The environmental issues covered by the Responsible Digital Committee include measuring the footprint of the Group's IT assets and the measures taken to reduce it, particularly through the purchasing policy, the responsible design of digital services, and the reuse and management of electronic waste.
Assessing the environmental footprint of IT equipment
Every two years, Greenargile (a dedicated in-house tool) is used to measure the environmental footprint of the IT equipment used by users (computers, screens, printers, etc.), the IT network infrastructure and the data centres.
A major IT inventory was carried out in 2015 and 2018, and updated in 2020. This inventory serves as a basis for calculating the carbon footprint of equipment within the scope of La Poste SA and La Banque Postale for scopes 1, 2 and 3.
The Greenargile solution evaluates the GHG emissions of the IT equipment by taking into account the three phases of the life cycle (production, use, end of life). The energy consumption of digital equipment in 2020 has been estimated at 376 GWh. The volume of associated GHG emissions is relatively low (44,559 tonnes), as the electricity used to power the buildings and equipment is 100% renewable.
Work is ongoing to complete this "internal" footprint measurement with emissions and consumption related to outsourced data centre services. The objective of scope 3 (concerning services such as dry and data hosting, facilities management and management in cloudSAAS mode) is to establish a methodology for measuring the volume of GHG emissions over the 2020 period in the digital domain in order to prepare for the integration of these emissions into the measurement of the Group's emissions from 2021.
In addition, La Poste contributes annually to an external benchmark(2), GreenIT.fr, in order to measure the footprint of its fleet and its maturity in the field of responsible digital technology, bringing together several large French companies (Airbus, Pôle emploi, Decathlon, etc.).

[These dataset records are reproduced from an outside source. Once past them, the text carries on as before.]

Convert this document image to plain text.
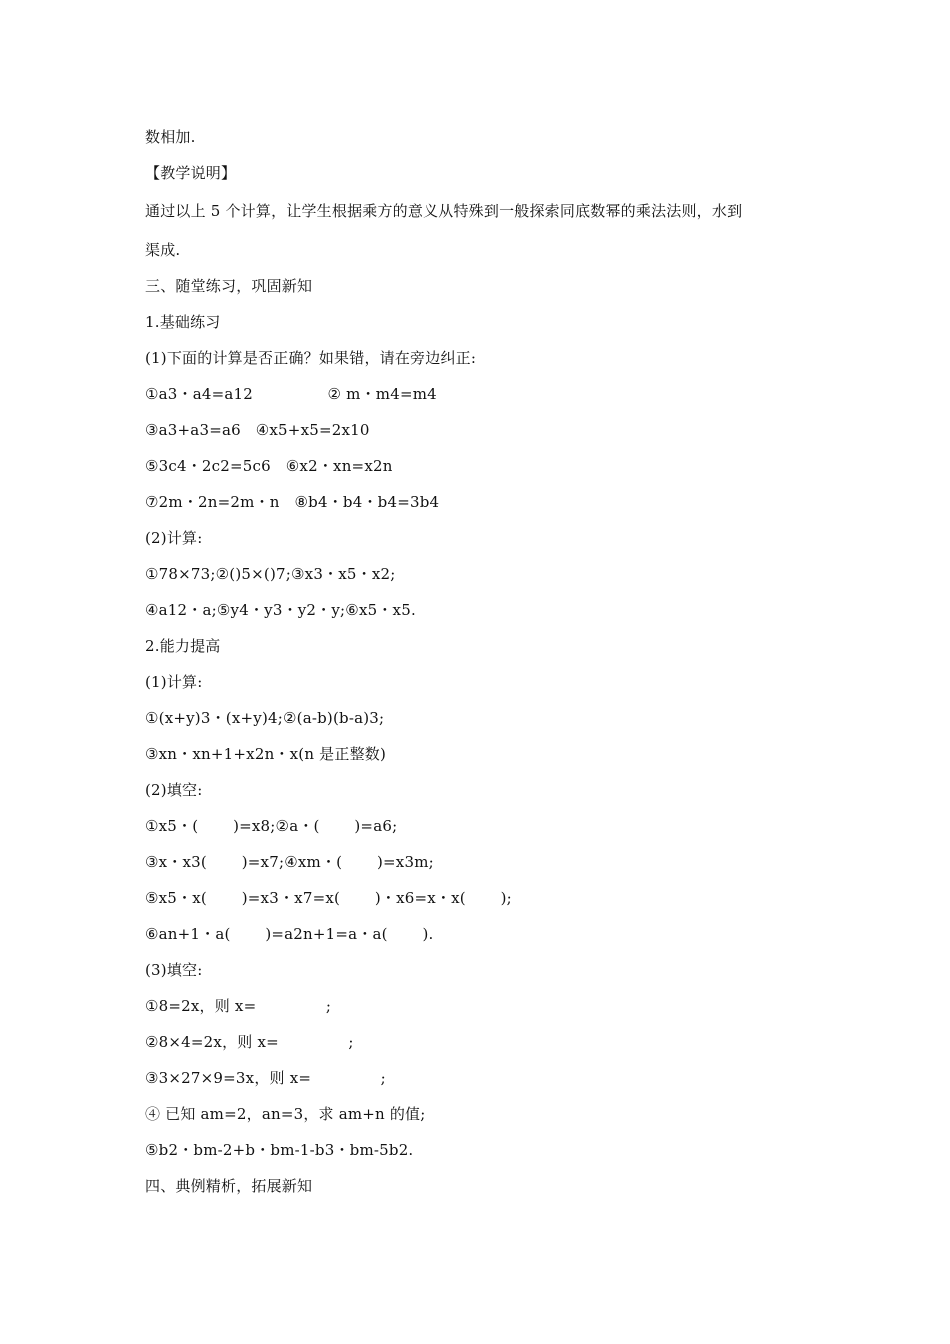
数相加.
【教学说明】
通过以上 5 个计算，让学生根据乘方的意义从特殊到一般探索同底数幂的乘法法则，水到
渠成.
三、随堂练习，巩固新知
1.基础练习
(1)下面的计算是否正确？如果错，请在旁边纠正:
①a3・a4=a12               ② m・m4=m4
③a3+a3=a6   ④x5+x5=2x10
⑤3c4・2c2=5c6   ⑥x2・xn=x2n
⑦2m・2n=2m・n   ⑧b4・b4・b4=3b4
(2)计算:
①78×73;②()5×()7;③x3・x5・x2;
④a12・a;⑤y4・y3・y2・y;⑥x5・x5.
2.能力提高
(1)计算:
①(x+y)3・(x+y)4;②(a-b)(b-a)3;
③xn・xn+1+x2n・x(n 是正整数)
(2)填空:
①x5・(       )=x8;②a・(       )=a6;
③x・x3(       )=x7;④xm・(       )=x3m;
⑤x5・x(       )=x3・x7=x(       )・x6=x・x(       );
⑥an+1・a(       )=a2n+1=a・a(       ).
(3)填空:
①8=2x，则 x=              ;
②8×4=2x，则 x=              ;
③3×27×9=3x，则 x=              ;
④ 已知 am=2，an=3，求 am+n 的值;
⑤b2・bm-2+b・bm-1-b3・bm-5b2.
四、典例精析，拓展新知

Assessing the environmental footprint of IT equipment
In order to reduce the environmental footprint, the group is developing responsible purchasing criteria. A state of the art CSR criteria repository is gradually being put in place over the course of consultations and will eventually cover all IT purchases beyond equipment (software, intellectual services, hosting, etc.). These criteria may concern the energy performance of equipment or other criteria. In 2020, at group level, the purchasing department launched two consultations including a criterion relating to energy performance, in line with the requirements of the ISO 50001 standard. These consultations covered workstations and printing solutions.
With regard to the "datacentre" aspect, an initial process was initiated at the end of 2019 with a view to evaluating the performance and impacts of a datacentre (regardless of the type of offer proposed by the data centre: dry hosting and with data, outsourcing, management in cloud/SAAS mode). In addition to the two consultations mentioned above, a total of ten or so consultations launched in 2020 (all HA IT fields combined) will include Digital Responsibility/CSR criteria.
The group is also working on the eco-design of products and services and is carrying out life cycle analyses on certain offers.
Finally, in order to meet its obligations in terms of digital accessibility (customers and postal workers), the group is setting up a team of testers in 2021 specifically composed of employees with disabilities during the purchasing phase of products and services.
Implementing the energy management system (EMS)
The EMS aims to raise awareness among building occupants and users of IT customer workstations. Thus, the use of new collaborative and file-sharing tools, the optimisation of digital exchanges, and the putting of devices on standby are practices shared with users.
Managing electronic waste
Experiments have been carried out, in particular with a social economy organisation, to study internal and external reuse. They will make it possible to identify the risks and guarantees to be taken in the reuse of electrical and electronic equipment.